From the table above pitch is the distance between solder balls. Anything 1.0mm, or larger, is typically BGA. Below that some other micro-BGA package style, including TFBGA. You can see that on the largest package shown 324 pins are nestled into an area about 2/3” square. Pretty small, and a whole bunch of connections.
The balls on the package fit onto landings, or circular copper pads. These pads are surrounded by solder mask, a film layer that keeps solder off of the underlying copper (and gives circuit boards their color). The solder mask forms a tiny cup that the balls rest in. Solder mask application needs to account for the manufacturer’s ability to accurately apply the material. If the solder mask layer happens to overlap the copper landing you create a “step”. This can tilt the package to one side causing the part to have poor connectivity including, shorts, opens, or the worst of all intermittent connections.
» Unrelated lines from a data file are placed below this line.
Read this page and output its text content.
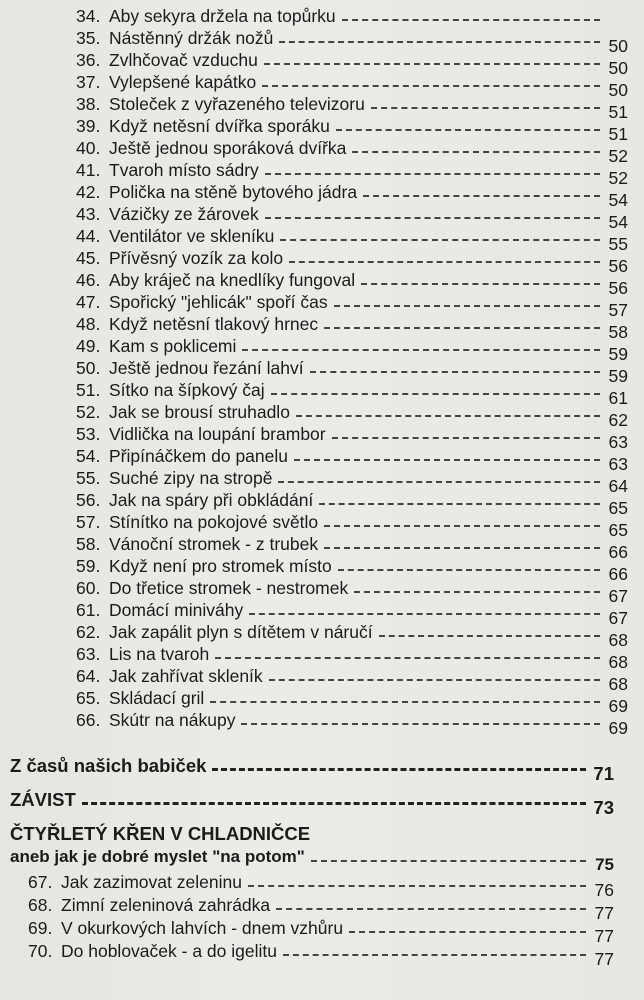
34. Aby sekyra držela na topůrku
35. Nástěnný držák nožů	50
36. Zvlhčovač vzduchu	50
37. Vylepšené kapátko	50
38. Stoleček z vyřazeného televizoru	51
39. Když netěsní dvířka sporáku	51
40. Ještě jednou sporáková dvířka	52
41. Tvaroh místo sádry	52
42. Polička na stěně bytového jádra	54
43. Vázičky ze žárovek	54
44. Ventilátor ve skleníku	55
45. Přívěsný vozík za kolo	56
46. Aby kráječ na knedlíky fungoval	56
47. Spořický "jehlicák" spoří čas	57
48. Když netěsní tlakový hrnec	58
49. Kam s poklicemi	59
50. Ještě jednou řezání lahví	59
51. Sítko na šípkový čaj	61
52. Jak se brousí struhadlo	62
53. Vidlička na loupání brambor	63
54. Připínáčkem do panelu	63
55. Suché zipy na stropě	64
56. Jak na spáry při obkládání	65
57. Stínítko na pokojové světlo	65
58. Vánoční stromek - z trubek	66
59. Když není pro stromek místo	66
60. Do třetice stromek - nestromek	67
61. Domácí miniváhy	67
62. Jak zapálit plyn s dítětem v náručí	68
63. Lis na tvaroh	68
64. Jak zahřívat skleník	68
65. Skládací gril	69
66. Skútr na nákupy	69
Z časů našich babiček	71
ZÁVIST	73
ČTYŘLETÝ KŘEN V CHLADNIČCE
aneb jak je dobré myslet "na potom"	75
67. Jak zazimovat zeleninu	76
68. Zimní zeleninová zahrádka	77
69. V okurkových lahvích - dnem vzhůru	77
70. Do hoblovaček - a do igelitu	77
Connecting to the landing is often done with a “dogbone” shown in the image on the right. The dogbone is a short trace and a via with solder mask (a plated, drilled hole that connects to your other circuit components). At times people use a “via-in-pad” connection where they drill a plated hole directly through the BGA landing. This helps reduce trace length and shortens ground or decoupling connections Via-in-pad designs come with a lot of requirements. The via can pull solder away from the BGA ball and push it out the other side displacing components. Outgassing can cause parts to shift as well. Sometimes these issues are handled by capping the via with solder mask, filling them with a conductor or epoxy, or making the via a “blind via” (one which does not extend through the entire circuit board).
As part of our service we’ll create and review the electrical schematic and complete a circuit board layout. For most of our designs we’ll hand assemble a circuit board to complete testing and re-design phases. With the BGA packages, there’s no way to hand assemble the parts, so this design’s prototype will go to a contract assembly house . These parts are extremely difficult to inspect. There’s no way to tell if the parts have been correctly soldered, unless you use a 3D X-ray machine. Intermittent failures due to the assembly process and/or board design are the engineer’s worst nightmare. They can exhibit themselves in random failures, and not show up until the sample group of parts built is quite large. In other words during production.
But people like their electronics tiny, and complex, and so that’s the direction things are going.